Vebanın ekonomiye etkileri birkaç farklı alanda oldu; tarım, mali ve ticari alanda. Bu etkilerin bir kısmı nüfusun ve işgücünün azalması; talep daralması, vergi gelirlerinin düşmesi ve veba sonrası arz eksikliği idi. Sosyal ve ticari hayata yıkım getiren Kara Ölüm, o güne kadar talan edilmiş Avrupa ormanlarının tekrar canlanmasını sağladı. Çünkü ormanlara kent inşa edecek bir ortam kalmamıştı. Veba öncesinde ormanlar o kadar azalmıştı ki, halkın talep ettiği odun miktarı karşılanamaz duruma gelmişti. Kırsal alanlarda çiftçilerin azalması, tarlaları otlağa dönüştürmüştü. Başıboş sığırlar ve koyunlar otlaklara yayılmıştı. Sağ kalan köylüler; daha az sayıda insanla yapılabilen, daha kolay ve verimli olan hayvancılığa yöneldi. Veba süresince dinlenen toprakların verimi artmıştı. Fakat toprağı işleyecek nüfusun büyük bir bölümü yok olmuştu. Bu yüzden sağ kalan insanları besleyecek tahıl miktarı azalmıştı. Azalan tahıl ürünlerinin fiyatları arttı. Böylece sağ kalan az sayıdaki çiftçiyle birlikte, ücretli çalışan köylülerin geliri ve statüsü yükseldi. Veba parasal alışkanlıkları da değiştirdi. Emeğe karşılık mal mübadelesine dayanan Malikane sistemi*, serflerin ve köylülerin güçlenmesiyle birlikte yerini ücretli çalışmaya bıraktı. Emisyon hacmi ve parasal hareket arttı. Avrupa´da vebayla birlikte fiyatlar ve ücretler yükseldi. Hem işçi maliyetlerinin hem talebin yükselmesi; Fransa´da ve İngiltere´de aynı yıllarda, 1349´da ve 1351´de, işçilere dair nizamnameler yayınlanmasına neden olmuştu. Avrupa´da Kara Veba kasırgası bitse de, veba küçük dalgalar halinde 18. yy. başlarına kadar devam etti ve yok oldu.

Sonuç olarak Kara Ölüm ‘şerden hayır doğurmuş oldu ve Avrupa kabuk değiştirdi. Hijyene ve düzgün şehirleşmeye önem verildi. Beslenme kalitesi arttı. Kitlelerin sosyoekonomik seviyesi yükseldi. Otorite, feodal beylerden merkezi devletlere kaydı, piyasaların bütünleşmesini sağladı.

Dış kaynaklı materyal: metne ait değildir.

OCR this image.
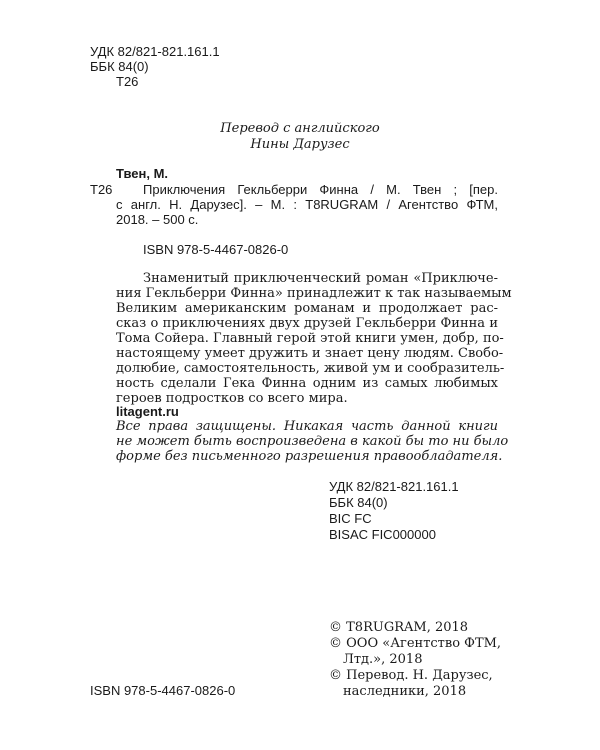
УДК 82/821-821.161.1
ББК 84(0)
Т26
Перевод с английского
Нины Дарузес
Твен, М.
Т26 Приключения Гекльберри Финна / М. Твен ; [пер.
с англ. Н. Дарузес]. – М. : T8RUGRAM / Агентство ФТМ,
2018. – 500 с.
ISBN 978-5-4467-0826-0
Знаменитый приключенческий роман «Приключе-
ния Гекльберри Финна» принадлежит к так называемым
Великим американским романам и продолжает рас-
сказ о приключениях двух друзей Гекльберри Финна и
Тома Сойера. Главный герой этой книги умен, добр, по-
настоящему умеет дружить и знает цену людям. Свобо-
долюбие, самостоятельность, живой ум и сообразитель-
ность сделали Гека Финна одним из самых любимых
героев подростков со всего мира.
litagent.ru
Все права защищены. Никакая часть данной книги
не может быть воспроизведена в какой бы то ни было
форме без письменного разрешения правообладателя.
УДК 82/821-821.161.1
ББК 84(0)
BIC FC
BISAC FIC000000
© T8RUGRAM, 2018
© ООО «Агентство ФТМ,
Лтд.», 2018
© Перевод. Н. Дарузес,
наследники, 2018
ISBN 978-5-4467-0826-0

Veba salgını ve sonucunda yaşanan olaylar Reform ve Röenesans´a zemin hazırlanmış oldu. Rönesans, vebadan en çok etkilenen İtalya´da bilime ve sanata destekle başlamıştı. Almanya´da ve Avrupanın değişik ülkelerinde köylü ayaklanmaları oldu. Böylece Avrupa´da eskiyen feodal sistemin yerini 1789 Fransız devrimiyle başlayan yeni gelişen kapitalist sistem alacaktı.

Şimdi merak edilen ise bu günkü covit-19 salgını kapitalist sistemin değişimine yol açar mı?